The output from this prompt is substantially more useful than what a general "should I upgrade this stock" request would produce. The SCQA structure forces the analyst to be specific about the situation and the question, and it gives the AI a clear framework for producing analytical output rather than a general response.

SCQA works for consulting analyses, investment analyses, operational problem-solving, strategic evaluations, and any work where the practitioner needs structured thinking rather than standard document production.

DEEP: Diagnose, Evaluate, Enhance, Present

DEEP is a framework for refining existing work. It applies when the practitioner has a draft (whether theirs or the AI's) that needs improvement, and they want the AI to systematically work through the improvements.

Diagnose identifies what is wrong or missing. Evaluate decides what needs to change and why. Enhance rewrites or restructures to address the identified issues. Present delivers the clean revised version.

A worked example. A consultant has produced a draft executive summary for a client recommendation and wants to sharpen it. The DEEP prompt might read: "I am attaching a draft executive summary I have written for a client board recommendation. Diagnose: identify the three most important weaknesses in this draft. Evaluate: explain what each weakness does to the persuasiveness or clarity of the summary, and what specific changes would address it. Enhance: rewrite the draft to address the identified weaknesses, maintaining the specific facts and conclusions but strengthening the structure and argument. Present: deliver the revised summary in a format ready for inclusion in the broader deliverable, and include a short note below listing the changes you made so I can verify them."

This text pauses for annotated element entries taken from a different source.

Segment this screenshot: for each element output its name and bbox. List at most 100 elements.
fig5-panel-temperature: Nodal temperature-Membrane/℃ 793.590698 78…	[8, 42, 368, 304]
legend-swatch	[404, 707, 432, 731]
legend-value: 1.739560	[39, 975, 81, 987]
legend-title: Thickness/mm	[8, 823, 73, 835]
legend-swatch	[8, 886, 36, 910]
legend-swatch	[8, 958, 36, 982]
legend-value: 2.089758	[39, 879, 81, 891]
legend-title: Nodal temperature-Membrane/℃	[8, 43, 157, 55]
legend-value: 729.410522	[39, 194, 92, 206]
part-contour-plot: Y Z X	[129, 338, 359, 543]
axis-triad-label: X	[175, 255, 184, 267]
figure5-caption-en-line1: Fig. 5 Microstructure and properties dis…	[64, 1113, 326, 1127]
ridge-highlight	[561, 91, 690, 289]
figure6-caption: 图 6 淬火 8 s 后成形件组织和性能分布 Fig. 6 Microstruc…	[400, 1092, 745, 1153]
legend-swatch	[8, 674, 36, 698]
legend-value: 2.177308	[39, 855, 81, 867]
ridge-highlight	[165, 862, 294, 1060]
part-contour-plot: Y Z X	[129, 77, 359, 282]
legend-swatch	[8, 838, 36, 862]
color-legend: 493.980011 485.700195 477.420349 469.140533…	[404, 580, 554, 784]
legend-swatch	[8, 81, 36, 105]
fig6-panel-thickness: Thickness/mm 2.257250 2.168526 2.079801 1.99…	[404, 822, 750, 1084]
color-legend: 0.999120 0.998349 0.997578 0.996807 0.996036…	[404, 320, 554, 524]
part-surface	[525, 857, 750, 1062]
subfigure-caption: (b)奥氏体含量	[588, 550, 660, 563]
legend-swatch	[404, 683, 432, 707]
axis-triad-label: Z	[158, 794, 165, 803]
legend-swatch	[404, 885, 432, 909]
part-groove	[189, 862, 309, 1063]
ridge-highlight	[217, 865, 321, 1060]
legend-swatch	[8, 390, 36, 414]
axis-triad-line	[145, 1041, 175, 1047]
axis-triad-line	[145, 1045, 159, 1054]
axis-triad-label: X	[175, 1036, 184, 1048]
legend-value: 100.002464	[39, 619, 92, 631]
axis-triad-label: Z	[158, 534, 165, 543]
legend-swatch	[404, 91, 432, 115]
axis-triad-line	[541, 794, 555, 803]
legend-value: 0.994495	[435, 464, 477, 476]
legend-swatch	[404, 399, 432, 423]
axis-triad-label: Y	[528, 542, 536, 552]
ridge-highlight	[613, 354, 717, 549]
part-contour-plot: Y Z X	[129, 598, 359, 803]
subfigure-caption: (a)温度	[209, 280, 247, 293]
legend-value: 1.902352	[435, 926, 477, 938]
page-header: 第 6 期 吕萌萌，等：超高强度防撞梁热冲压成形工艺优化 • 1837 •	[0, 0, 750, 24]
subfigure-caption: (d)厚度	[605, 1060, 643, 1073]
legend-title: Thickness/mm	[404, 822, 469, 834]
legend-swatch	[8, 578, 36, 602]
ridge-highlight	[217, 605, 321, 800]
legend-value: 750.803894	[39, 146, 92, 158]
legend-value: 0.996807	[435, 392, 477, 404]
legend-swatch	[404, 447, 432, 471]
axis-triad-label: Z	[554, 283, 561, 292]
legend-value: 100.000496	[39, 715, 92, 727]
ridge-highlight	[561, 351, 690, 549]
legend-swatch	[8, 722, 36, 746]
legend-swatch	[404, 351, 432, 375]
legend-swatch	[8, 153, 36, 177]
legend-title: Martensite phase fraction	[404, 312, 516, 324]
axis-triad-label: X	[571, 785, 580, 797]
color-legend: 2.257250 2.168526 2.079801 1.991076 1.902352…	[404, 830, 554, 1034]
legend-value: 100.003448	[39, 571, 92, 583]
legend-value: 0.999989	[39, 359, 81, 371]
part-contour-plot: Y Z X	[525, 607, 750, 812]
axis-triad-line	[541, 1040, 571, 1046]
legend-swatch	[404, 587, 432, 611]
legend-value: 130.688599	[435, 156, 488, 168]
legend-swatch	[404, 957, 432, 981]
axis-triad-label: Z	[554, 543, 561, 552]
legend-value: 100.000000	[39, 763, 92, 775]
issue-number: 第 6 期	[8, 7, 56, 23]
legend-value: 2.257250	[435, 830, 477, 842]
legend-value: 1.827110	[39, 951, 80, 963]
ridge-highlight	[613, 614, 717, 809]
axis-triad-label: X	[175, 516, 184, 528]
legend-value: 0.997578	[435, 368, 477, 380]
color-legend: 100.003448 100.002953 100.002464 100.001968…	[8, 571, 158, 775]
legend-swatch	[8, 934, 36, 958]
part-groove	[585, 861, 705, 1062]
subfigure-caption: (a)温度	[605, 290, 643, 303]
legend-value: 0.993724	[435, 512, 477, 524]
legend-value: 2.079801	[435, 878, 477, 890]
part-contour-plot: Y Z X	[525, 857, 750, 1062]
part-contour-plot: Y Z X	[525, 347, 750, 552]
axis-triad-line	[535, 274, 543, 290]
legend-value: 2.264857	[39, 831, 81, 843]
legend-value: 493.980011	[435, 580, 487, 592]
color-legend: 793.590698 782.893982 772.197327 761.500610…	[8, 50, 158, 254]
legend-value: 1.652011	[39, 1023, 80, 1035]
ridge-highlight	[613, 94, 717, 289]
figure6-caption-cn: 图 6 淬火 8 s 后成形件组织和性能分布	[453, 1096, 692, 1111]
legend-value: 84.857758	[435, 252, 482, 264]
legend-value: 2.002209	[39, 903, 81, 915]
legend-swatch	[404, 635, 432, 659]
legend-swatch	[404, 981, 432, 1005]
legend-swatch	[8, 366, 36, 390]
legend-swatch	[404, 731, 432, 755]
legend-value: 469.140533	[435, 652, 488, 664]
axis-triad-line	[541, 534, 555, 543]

The DEEP output gives the practitioner a diagnosis, a reasoning track, a revised draft, and a change log. The change log is particularly valuable because it lets the practitioner verify that the revisions are consistent with the underlying substance rather than departing from it. The framework produces useful output because it splits the refinement work into discrete stages and asks for specific deliverables at each stage.

DEEP works for refining any existing document, analysis, or presentation, and it is also useful when the practitioner wants to improve AI-generated output rather than accepting the first draft.

Using Frameworks in Combination

The three frameworks combine in useful ways. A practitioner might use SCQA to produce an initial analysis, then use DEEP to refine the analysis into its final form, then use CREST to produce the communication document that will carry the final recommendation to its audience. A practitioner working on a complex project might use SCQA at the strategy stage, CREST for each of the resulting deliverables, and DEEP whenever the draft deliverables need to be tightened before presentation.

The frameworks are templates rather than rigid structures. An experienced practitioner adapts them to the specific situation, leaving out components that do not apply and extending components that need more development. The value of the frameworks is that they provide a starting structure rather than a finished product. Practitioners who rely on them as rigid forms often produce stilted output. Practitioners who use them as scaffolding typically produce stronger work than they would produce without the scaffolding, while retaining the flexibility to adapt to the specific task.